Adelphi collaborates with leading institutions to create a network of knowledge and make sure students are getting the most well-rounded healthcare informatics experience.
Hasan Sapci, M.D., chair of the College of Nursing and Public Health’s Department of Allied Health, has successfully initiated a collaboration with leading institutions to create a network of knowledge and make sure students are getting the most well-rounded healthcare informatics experience.
Current collaborators include Yale-New Haven Hospital, Mount Sinai Medical Center, the James J. Peters Veterans Administration Medical Center, St. Barnabas Hospital Health System and Winthrop-University Hospital.
According to Dr. Sapci, “Each institution excels in a different area, some in telemedicine and some in analytics. Now, depending on our students’ career plans, we have an opportunity to give them a field experience opportunity in the most appropriate setting.”
The benefits of these collaborations also include joint applications for federal grants and developing projects that combine the expertise of Adelphi faculty members. The College’s healthcare informatics curriculum integrates healthcare, business and technology as a solid preparation for a career in what’s projected to be among healthcare’s fastest growing sectors into 2020.
Dr. Sapci has been crafting an overarching plan for the program, and collaborating with other institutions is just the start.
“Building partnership agreements with academic medical centers was the first phase of my plan,” he said. “Recently, I founded a Health Informatics Training and Research and Development (R&D) Laboratory in another academic institution and developed a successful, replicable model. Now, I am building new collaborations with the industry, and this is the project’s second phase.”
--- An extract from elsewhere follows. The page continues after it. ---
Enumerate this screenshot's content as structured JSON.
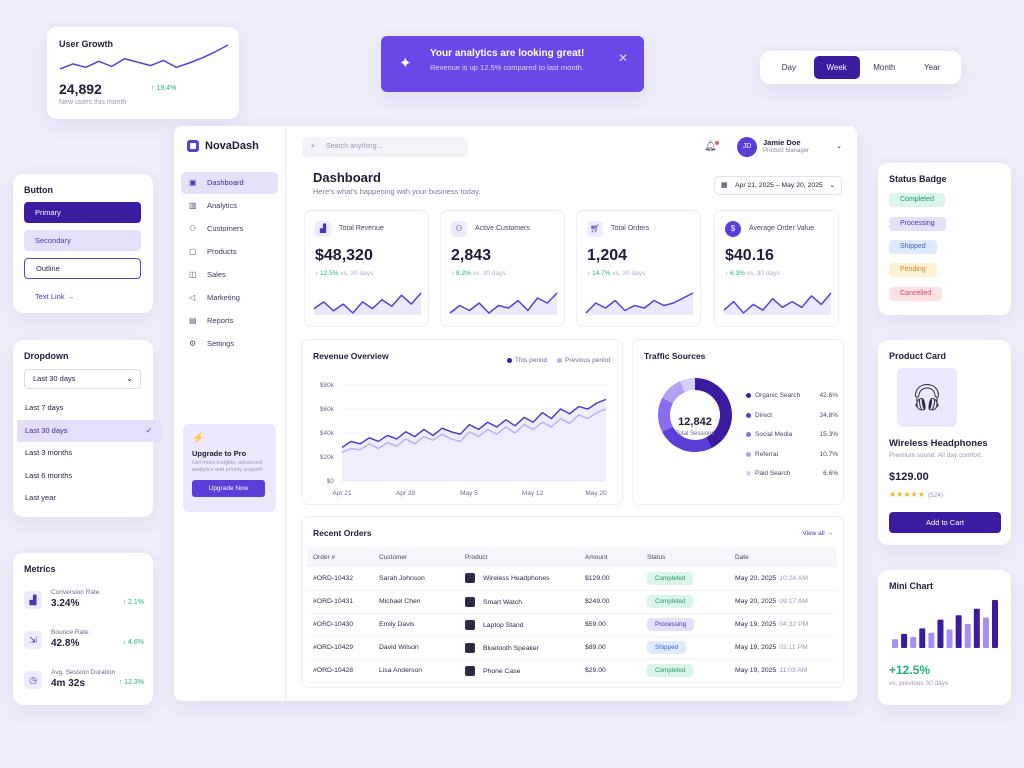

Once that phase is successfully implemented, he said, the third phase of his plan will establish a second-generation Health Informatics Laboratory focusing on mobile and wireless health in the new Nexus Building and Welcome Center.
“Our students will have hands-on experience with state-of-the-art remote patient monitoring applications and be able to learn how these systems can be used to monitor patients, how clinicians can control medical devices, display, store, analyze and transmit patient-specific data,” he said.
He also expects the Health Informatics Laboratory to become a test bed for R&D projects. Th is would be a major boon for Adelphi, garnering more attention from possible investors while providing a robust learning environment for students. In fact, Dr. Sapci and Robert A. Scott, in one of his last acts as Adelphi president, recently secured a $50,000 donation to support the Health Informatics Training and R&D Lab.
Keeping up-to-date with the latest advancements in telemedicine and remote monitoring is key to maintaining the competitiveness of this program. As such, the Health Informatics Laboratory will also include robots and various remote monitoring devices, he said. The robots, which are about the same height as a human, can send patient data through a wireless network, view X-Rays, provide real-time physiological monitoring data and even examine a patient.
“In order to educate and train tomorrow’s clinicians, health informaticians and healthcare leaders, Adelphi University, as a leading academic institution, should retain its leadership in innovation and provide access to the latest medical hardware and software,” Dr. Sapci said. “Overall, we will provide a seamless education program and training environment to acquire all required skills to design and develop innovative medical informatics systems, and our students will have real-life experience to improve health outcomes using the latest informatics tools.”